Is it possible for a X server to have multiple displays

displayx11

This is what I find in man X:

The phrase "display" is usually used to refer to a collection of monitors that share a common set of input devices (keyboard, mouse, tablet, etc.). Most workstations tend to only have one display. Larger, multi-user systems, however, frequently have several displays so that more than one person can be doing graphics work at once. To avoid confusion, each display on a machine is assigned a display number (beginning at 0) when the X server for that display is started. The display number must always be given in a display name.

My question is: Do we need to start multiple X servers if we want to use multiple displays, or all those displays can be handled by a single X server? Is it possible to share keyboards, mice and monitors across different displays?

Edit. The display here refers to the concept defined by the X window system, not a single monitor. I know there are Xinerama and XRandR technologies that support multi-head configurations.

Best Answer

Quoting X(7):

From the user's perspective, every X server has a display name of the form:

hostname:displaynumber.screennumber

Each X server has one display (which may include multiple monitors, or even no monitors at all). Using multiple displays (in the X sense) requires multiple X servers; that's how you get multiple seats too.
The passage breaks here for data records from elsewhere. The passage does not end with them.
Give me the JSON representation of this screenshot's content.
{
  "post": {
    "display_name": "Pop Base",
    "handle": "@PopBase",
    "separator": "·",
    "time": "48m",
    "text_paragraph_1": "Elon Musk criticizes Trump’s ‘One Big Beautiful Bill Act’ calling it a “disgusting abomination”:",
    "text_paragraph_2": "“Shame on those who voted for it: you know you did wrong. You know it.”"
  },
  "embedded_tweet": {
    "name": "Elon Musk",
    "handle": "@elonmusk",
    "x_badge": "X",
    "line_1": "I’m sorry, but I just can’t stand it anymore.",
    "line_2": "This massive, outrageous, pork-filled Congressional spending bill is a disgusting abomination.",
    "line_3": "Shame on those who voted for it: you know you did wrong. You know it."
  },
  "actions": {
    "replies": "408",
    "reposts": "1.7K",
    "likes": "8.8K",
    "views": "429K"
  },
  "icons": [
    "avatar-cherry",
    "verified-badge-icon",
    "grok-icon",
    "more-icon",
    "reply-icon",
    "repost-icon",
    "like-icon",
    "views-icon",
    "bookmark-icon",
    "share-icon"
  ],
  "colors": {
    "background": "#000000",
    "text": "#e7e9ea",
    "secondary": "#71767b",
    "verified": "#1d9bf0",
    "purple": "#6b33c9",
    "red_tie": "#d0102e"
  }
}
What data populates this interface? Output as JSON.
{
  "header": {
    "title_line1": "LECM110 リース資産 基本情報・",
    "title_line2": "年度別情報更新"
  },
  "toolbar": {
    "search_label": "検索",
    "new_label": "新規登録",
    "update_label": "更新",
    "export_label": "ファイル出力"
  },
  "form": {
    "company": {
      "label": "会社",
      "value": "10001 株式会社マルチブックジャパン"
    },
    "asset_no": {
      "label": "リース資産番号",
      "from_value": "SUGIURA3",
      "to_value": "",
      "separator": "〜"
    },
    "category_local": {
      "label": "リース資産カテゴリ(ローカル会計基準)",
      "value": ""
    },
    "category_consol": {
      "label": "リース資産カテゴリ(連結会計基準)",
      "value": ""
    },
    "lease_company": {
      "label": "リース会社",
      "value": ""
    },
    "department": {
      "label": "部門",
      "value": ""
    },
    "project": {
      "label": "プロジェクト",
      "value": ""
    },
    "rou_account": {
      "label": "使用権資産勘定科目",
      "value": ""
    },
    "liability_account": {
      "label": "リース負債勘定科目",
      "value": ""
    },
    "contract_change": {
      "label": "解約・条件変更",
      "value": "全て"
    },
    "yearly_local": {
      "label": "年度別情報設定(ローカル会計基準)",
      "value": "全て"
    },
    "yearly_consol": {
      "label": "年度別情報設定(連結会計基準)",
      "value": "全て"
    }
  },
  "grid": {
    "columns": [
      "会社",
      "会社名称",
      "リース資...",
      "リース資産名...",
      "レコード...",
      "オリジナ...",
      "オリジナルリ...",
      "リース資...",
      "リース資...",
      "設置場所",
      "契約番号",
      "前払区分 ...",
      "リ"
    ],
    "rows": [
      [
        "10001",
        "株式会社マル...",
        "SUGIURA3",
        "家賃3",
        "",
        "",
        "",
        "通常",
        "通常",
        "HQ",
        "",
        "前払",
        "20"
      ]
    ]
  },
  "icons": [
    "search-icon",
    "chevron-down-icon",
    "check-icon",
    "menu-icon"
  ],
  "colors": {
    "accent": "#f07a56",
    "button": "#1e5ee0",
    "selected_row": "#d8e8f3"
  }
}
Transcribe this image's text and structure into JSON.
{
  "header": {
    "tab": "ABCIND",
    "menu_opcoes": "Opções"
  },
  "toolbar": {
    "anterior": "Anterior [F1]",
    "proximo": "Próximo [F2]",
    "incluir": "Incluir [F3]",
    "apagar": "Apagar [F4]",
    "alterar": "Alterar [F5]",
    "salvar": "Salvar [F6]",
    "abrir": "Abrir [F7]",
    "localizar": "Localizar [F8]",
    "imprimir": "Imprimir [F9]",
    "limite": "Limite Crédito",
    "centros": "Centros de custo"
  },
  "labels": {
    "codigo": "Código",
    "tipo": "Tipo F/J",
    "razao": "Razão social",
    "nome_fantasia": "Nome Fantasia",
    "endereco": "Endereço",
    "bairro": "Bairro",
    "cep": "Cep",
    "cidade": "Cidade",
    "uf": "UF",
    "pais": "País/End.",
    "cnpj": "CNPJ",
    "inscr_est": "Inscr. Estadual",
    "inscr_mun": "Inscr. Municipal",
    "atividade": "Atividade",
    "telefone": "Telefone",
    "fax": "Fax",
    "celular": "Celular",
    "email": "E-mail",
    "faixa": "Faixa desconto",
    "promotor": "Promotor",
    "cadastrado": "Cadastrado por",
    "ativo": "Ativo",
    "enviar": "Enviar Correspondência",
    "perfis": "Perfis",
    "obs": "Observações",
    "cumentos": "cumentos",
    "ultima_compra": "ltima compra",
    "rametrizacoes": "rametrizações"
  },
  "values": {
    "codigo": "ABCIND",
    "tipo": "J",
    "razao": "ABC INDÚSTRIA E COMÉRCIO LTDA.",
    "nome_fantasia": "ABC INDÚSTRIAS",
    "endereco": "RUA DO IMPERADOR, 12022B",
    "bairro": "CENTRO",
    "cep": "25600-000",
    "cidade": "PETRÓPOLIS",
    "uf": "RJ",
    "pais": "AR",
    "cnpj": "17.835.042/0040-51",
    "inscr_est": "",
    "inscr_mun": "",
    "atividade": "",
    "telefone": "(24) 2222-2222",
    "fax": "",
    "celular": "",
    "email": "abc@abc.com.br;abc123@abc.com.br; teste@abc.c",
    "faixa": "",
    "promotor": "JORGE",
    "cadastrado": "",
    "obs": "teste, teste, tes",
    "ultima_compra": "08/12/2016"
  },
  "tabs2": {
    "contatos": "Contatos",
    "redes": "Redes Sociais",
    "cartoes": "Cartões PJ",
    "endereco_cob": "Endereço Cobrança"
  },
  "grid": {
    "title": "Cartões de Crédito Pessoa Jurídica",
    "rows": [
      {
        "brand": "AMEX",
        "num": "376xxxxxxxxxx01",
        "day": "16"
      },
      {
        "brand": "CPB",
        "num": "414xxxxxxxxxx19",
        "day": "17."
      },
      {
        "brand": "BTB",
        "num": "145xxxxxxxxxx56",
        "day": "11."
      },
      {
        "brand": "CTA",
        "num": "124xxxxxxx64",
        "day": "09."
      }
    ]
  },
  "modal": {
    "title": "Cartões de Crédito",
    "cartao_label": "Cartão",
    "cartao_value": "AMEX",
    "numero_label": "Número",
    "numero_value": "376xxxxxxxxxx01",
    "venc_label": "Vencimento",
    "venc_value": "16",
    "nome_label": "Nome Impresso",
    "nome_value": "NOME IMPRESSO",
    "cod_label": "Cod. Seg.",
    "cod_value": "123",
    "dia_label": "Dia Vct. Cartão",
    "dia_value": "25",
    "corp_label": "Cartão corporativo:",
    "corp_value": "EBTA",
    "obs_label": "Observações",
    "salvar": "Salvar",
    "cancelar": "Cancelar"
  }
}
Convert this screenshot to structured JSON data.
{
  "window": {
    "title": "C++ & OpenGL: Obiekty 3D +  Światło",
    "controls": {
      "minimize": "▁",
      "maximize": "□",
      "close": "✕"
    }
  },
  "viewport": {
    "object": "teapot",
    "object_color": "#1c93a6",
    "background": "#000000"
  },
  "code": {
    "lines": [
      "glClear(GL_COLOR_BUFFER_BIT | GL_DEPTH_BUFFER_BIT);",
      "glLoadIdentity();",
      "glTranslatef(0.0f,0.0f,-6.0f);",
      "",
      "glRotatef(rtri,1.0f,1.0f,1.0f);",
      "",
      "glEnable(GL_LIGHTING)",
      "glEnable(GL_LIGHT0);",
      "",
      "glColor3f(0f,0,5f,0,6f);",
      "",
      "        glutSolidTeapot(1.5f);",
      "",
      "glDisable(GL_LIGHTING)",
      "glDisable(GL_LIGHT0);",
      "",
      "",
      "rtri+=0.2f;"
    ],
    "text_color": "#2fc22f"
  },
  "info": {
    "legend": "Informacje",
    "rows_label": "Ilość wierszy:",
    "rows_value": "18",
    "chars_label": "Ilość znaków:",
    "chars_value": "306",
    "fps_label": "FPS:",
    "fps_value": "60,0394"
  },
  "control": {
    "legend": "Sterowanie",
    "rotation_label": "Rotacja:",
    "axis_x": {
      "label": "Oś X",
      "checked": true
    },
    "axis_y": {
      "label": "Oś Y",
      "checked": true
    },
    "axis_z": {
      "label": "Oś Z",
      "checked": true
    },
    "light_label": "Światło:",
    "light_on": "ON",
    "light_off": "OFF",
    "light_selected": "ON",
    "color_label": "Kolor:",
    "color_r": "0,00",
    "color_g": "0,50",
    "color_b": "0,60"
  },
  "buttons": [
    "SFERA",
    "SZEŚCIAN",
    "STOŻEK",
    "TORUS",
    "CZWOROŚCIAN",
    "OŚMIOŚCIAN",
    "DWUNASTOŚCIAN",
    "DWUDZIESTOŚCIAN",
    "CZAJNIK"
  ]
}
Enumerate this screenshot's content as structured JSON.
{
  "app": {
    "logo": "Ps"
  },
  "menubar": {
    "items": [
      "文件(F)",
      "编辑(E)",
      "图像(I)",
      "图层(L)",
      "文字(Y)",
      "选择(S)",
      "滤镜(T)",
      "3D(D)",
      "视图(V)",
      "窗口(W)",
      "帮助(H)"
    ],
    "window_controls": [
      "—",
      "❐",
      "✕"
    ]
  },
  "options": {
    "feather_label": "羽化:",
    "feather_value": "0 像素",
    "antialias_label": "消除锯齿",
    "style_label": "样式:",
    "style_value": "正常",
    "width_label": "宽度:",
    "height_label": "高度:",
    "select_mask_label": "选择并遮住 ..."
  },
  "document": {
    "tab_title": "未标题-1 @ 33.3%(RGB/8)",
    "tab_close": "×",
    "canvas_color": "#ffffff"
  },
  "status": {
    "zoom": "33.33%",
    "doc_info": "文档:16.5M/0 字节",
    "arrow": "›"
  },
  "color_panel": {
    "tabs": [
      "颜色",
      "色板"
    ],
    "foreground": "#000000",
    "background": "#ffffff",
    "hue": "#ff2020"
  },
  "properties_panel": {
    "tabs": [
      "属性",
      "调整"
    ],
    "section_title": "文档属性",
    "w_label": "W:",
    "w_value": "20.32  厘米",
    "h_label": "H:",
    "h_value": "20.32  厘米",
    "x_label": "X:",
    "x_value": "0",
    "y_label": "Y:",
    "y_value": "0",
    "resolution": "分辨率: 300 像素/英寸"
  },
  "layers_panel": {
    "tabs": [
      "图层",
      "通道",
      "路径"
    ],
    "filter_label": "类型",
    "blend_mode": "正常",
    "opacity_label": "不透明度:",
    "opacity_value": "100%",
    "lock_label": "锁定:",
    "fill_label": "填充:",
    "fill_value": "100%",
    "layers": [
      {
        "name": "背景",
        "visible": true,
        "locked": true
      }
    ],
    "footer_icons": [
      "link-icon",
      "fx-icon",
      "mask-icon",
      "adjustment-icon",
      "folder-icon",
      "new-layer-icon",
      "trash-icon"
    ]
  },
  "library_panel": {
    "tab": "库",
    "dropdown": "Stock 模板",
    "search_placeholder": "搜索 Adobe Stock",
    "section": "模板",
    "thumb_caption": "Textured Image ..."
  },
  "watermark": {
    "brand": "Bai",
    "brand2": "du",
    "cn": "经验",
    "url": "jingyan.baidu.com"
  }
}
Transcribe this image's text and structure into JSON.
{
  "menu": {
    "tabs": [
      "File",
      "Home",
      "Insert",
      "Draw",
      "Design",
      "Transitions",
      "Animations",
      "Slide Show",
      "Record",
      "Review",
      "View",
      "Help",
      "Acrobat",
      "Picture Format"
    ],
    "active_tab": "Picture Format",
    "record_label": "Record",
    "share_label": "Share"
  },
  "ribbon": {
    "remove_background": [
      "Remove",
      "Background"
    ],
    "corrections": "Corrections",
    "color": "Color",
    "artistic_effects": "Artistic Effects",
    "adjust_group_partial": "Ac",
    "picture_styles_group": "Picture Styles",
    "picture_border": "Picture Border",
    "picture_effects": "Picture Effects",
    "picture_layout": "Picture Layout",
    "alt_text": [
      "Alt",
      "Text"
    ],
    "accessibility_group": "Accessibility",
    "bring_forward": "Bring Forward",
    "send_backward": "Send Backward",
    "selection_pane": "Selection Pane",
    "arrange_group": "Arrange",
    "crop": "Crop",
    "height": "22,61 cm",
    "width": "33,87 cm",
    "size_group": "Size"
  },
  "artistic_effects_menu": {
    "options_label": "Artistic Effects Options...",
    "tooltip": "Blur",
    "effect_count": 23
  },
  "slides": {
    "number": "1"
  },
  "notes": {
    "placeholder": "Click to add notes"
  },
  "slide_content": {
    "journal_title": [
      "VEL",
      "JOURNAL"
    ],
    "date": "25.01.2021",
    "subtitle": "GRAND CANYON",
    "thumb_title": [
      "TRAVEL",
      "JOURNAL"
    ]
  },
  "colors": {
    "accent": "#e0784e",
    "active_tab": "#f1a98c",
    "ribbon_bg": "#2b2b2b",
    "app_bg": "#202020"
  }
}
As far as sharing goes, I think each X server expects to "own" the devices it's using at any given time, so you can't have input from a single keyboard going to multiple X servers simultaneously, or the output of multiple X servers combined on a single monitor. X servers can hand hardware off, which allows you to run X servers on multiple VTs and switch between them (this is how simultaneous logins are handled e.g. in GNOME). You can also nest some X servers (Xephyr, xpra...), so input goes to your main current X server, and gets passed on to the nested X server in a window; and the output of the nested X server is displayed in a window by the main X server.

On Linux, you could write a multiplexing input driver in the input layer to share input devices, but that's a different layer altogether than the X server.